What is Overfitting in machine learning and why is it bad?

137 views

What is Overfitting in machine learning and why is it bad?

In: 2

5 Answers

Anonymous 0 Comments

Overfitting means the system learned not the pattern you want it to learn, but rather just knows it’s training data completely.

If you give it 100 pics with 50 cats and let it learn wich ones are cats without any stop criteria it will overlearn that exactly those 50 pictures are cats, but not by what the pictures have in common. It will learn stuff like “oh yeah the one with the dark blue background is a cat pic”

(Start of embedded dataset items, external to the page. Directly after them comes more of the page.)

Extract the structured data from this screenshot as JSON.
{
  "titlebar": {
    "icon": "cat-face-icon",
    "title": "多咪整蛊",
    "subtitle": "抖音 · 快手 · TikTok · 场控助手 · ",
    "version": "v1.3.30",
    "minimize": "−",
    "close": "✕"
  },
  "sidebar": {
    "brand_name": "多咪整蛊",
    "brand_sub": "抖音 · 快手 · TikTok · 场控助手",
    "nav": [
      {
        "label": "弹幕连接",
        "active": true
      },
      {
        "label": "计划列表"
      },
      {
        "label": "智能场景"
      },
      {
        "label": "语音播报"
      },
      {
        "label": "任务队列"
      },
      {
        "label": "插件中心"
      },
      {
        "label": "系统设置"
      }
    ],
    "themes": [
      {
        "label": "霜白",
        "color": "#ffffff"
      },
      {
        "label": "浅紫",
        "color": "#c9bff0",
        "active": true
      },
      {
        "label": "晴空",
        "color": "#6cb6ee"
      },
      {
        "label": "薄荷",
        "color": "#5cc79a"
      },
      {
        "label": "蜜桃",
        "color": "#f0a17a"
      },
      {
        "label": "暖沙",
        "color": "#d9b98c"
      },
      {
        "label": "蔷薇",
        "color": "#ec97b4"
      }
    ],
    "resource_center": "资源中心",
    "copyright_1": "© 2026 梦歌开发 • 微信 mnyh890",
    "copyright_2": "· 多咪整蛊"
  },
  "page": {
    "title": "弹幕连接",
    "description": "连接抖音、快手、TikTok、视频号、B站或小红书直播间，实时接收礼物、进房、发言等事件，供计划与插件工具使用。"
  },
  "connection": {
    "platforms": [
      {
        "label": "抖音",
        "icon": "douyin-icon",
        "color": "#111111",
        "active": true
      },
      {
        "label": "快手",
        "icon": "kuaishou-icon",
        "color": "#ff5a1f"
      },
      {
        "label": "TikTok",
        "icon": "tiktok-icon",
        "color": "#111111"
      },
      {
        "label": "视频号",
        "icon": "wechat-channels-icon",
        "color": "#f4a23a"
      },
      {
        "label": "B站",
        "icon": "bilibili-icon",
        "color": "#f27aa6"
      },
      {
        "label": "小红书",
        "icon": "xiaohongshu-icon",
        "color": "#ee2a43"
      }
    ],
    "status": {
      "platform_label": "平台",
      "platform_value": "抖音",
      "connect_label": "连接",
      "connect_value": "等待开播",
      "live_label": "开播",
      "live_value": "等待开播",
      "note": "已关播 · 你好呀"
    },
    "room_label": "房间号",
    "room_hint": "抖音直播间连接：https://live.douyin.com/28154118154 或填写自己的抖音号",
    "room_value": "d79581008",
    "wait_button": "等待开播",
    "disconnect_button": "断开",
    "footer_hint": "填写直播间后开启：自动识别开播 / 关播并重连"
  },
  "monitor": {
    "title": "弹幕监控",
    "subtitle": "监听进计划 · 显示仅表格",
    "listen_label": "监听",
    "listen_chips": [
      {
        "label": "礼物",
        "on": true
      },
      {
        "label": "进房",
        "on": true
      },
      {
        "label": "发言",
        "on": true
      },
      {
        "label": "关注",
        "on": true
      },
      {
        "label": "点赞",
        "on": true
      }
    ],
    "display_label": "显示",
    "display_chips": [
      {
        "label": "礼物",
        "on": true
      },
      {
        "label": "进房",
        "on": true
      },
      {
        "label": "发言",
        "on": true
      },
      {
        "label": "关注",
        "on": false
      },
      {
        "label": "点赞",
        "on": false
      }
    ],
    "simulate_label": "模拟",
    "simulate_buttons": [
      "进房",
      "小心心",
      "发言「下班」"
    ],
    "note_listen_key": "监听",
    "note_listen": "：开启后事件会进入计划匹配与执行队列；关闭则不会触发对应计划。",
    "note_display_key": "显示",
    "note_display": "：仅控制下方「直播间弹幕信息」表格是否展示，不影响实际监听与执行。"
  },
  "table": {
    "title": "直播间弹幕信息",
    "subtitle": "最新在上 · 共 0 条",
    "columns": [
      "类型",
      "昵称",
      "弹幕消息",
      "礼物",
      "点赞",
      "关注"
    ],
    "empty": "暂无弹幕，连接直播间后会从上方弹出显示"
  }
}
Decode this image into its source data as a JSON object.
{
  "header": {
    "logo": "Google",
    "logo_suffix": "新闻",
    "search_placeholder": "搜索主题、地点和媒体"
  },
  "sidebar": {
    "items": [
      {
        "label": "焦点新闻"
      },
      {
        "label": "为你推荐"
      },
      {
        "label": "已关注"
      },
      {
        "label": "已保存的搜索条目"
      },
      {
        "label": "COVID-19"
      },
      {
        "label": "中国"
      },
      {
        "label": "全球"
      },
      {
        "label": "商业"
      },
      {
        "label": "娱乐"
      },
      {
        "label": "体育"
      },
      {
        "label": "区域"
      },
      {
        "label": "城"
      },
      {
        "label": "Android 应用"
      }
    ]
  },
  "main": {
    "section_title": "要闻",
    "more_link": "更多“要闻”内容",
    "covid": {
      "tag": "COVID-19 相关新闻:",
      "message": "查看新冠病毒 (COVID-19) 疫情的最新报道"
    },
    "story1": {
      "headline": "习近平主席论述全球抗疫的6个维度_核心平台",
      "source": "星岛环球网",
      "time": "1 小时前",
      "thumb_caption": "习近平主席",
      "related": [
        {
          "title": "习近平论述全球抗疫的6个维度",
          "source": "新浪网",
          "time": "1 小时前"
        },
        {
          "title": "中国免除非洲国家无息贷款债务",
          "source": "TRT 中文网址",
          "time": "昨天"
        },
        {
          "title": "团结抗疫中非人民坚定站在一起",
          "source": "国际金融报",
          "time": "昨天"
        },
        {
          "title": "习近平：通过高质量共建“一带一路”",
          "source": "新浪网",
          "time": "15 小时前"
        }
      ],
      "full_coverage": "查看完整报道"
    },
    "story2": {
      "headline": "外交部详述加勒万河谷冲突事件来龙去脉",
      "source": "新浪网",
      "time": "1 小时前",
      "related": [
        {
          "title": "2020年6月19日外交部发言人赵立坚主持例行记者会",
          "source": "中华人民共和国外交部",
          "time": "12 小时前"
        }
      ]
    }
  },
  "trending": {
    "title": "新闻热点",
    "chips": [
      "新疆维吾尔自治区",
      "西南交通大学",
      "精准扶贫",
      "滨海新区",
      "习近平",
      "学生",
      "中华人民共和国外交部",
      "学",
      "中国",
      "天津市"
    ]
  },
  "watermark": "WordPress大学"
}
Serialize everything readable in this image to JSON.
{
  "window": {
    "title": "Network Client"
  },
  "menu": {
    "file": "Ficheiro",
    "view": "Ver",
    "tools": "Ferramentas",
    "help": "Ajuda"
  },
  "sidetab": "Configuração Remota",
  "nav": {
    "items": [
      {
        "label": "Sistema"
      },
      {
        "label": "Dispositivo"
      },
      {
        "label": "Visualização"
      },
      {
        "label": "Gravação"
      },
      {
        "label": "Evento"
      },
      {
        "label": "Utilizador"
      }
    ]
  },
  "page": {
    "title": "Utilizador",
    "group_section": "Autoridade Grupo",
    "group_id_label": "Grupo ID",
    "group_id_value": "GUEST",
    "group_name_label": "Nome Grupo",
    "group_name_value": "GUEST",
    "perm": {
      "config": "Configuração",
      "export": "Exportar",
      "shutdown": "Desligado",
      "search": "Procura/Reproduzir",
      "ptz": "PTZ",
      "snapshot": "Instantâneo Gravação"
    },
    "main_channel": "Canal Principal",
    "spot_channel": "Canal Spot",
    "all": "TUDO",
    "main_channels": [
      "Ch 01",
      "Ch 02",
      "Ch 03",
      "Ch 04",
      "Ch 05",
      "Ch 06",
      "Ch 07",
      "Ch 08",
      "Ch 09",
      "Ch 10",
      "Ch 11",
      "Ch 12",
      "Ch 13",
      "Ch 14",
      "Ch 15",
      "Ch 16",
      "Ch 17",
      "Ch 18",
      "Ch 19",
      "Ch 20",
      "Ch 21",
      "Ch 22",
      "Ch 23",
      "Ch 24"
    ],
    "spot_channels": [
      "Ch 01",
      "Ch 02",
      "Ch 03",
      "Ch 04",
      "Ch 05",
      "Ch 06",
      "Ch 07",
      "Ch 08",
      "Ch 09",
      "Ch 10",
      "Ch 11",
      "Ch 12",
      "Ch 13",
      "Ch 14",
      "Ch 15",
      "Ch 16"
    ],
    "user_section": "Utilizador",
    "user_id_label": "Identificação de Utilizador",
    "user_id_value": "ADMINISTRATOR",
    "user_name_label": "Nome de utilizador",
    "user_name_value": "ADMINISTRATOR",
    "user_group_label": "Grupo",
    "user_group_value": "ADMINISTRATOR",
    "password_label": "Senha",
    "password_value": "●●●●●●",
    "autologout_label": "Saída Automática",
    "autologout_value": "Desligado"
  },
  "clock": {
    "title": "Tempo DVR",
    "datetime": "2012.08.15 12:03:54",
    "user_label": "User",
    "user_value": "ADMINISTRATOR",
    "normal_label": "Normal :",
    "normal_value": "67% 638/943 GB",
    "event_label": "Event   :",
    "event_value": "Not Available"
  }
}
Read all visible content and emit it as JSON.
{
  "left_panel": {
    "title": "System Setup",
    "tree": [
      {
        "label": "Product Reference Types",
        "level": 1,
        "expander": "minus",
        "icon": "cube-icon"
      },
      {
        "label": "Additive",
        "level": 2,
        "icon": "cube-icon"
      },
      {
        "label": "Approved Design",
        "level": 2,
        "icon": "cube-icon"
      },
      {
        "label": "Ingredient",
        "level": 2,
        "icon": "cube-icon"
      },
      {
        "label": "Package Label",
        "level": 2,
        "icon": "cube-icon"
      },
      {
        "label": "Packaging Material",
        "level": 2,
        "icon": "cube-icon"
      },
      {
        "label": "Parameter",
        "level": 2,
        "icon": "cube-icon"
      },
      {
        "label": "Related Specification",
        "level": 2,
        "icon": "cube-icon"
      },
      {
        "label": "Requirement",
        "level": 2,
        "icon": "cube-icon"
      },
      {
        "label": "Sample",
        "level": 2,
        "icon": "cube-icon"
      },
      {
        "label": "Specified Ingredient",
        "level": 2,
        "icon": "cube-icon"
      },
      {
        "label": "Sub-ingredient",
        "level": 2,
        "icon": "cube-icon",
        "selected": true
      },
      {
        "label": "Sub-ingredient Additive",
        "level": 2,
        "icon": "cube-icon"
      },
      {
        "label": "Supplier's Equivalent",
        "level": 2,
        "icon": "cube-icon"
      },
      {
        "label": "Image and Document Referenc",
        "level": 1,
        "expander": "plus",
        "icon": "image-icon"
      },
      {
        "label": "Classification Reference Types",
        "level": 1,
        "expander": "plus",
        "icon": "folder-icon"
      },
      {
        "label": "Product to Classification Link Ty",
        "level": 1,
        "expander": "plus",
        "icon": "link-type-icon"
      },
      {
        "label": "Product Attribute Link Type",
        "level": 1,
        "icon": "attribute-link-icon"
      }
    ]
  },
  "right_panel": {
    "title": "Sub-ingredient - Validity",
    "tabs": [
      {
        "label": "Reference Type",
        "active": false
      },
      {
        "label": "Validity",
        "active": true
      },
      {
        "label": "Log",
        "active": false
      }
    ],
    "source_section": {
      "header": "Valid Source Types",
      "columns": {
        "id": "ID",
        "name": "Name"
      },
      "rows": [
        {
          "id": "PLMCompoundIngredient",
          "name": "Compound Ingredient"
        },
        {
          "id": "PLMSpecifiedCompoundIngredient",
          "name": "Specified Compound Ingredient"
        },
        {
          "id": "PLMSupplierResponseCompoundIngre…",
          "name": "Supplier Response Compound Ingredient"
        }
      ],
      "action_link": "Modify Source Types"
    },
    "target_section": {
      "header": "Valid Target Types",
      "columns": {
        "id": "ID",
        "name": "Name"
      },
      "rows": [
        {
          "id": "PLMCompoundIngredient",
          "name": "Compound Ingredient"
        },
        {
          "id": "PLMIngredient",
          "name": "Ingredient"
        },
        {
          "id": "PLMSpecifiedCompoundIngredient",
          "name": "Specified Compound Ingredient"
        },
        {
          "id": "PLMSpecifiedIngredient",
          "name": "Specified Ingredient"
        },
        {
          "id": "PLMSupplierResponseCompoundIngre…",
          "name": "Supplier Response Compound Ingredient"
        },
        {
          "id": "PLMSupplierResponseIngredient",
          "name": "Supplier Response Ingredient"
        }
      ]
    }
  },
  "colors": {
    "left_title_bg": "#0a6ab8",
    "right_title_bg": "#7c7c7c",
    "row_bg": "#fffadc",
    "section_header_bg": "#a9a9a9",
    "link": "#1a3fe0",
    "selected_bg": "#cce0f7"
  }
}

To prevent that you use some part of your data not for training but for quality control. You feed it only 80 pics to learn from, and use 20 only to check if they are also recognized without ever being shown to it during training.

Anonymous 0 Comments

It’s not just for machine learning, it’s a general problem with any models that try to simplify anything. Overfitting is basically when you make the model so “big” (enough values that it can adjust) that it can perfectly fit *any* training data you feed it. So your model will look *amazing* in terms of performance, but it may totally fail when you finish training and try to do something useful with it because it’s too hyperspecialized to the training data.

As a trivial/over-simplified example, suppose I want a machine learning widget to recognize pictures of traffic lights so I can automate those stupid captchas (yes, I know that’s not how they actually work). I get training data of 10,000 pictures of traffic lights and 10,000 pictures of non-traffic lights and use that to train the model. Except I give the model 10,000 different variables to work with (far too many). The model can “learn” to recognize each of the 10,000 pictures because it can use one variable to match each photo of a traffic light. The results on the training data will be perfect…it recognizes every one of my 10,000 traffic lights and ignores anything that isn’t those. 100% success!!! But now I feed it a new picture of a traffic light…and that doesn’t match any of the 10,000 I trained it on before. The model will say “not a traffic light” because it got too specific…I overfitted the model so much that it can *only* recognize the training data. It was never forced to figure out how to efficiently recognize traffic lights with a much smaller number of variables that would learn “traffic-light-ness” but still be general enough to recognize other traffic lights.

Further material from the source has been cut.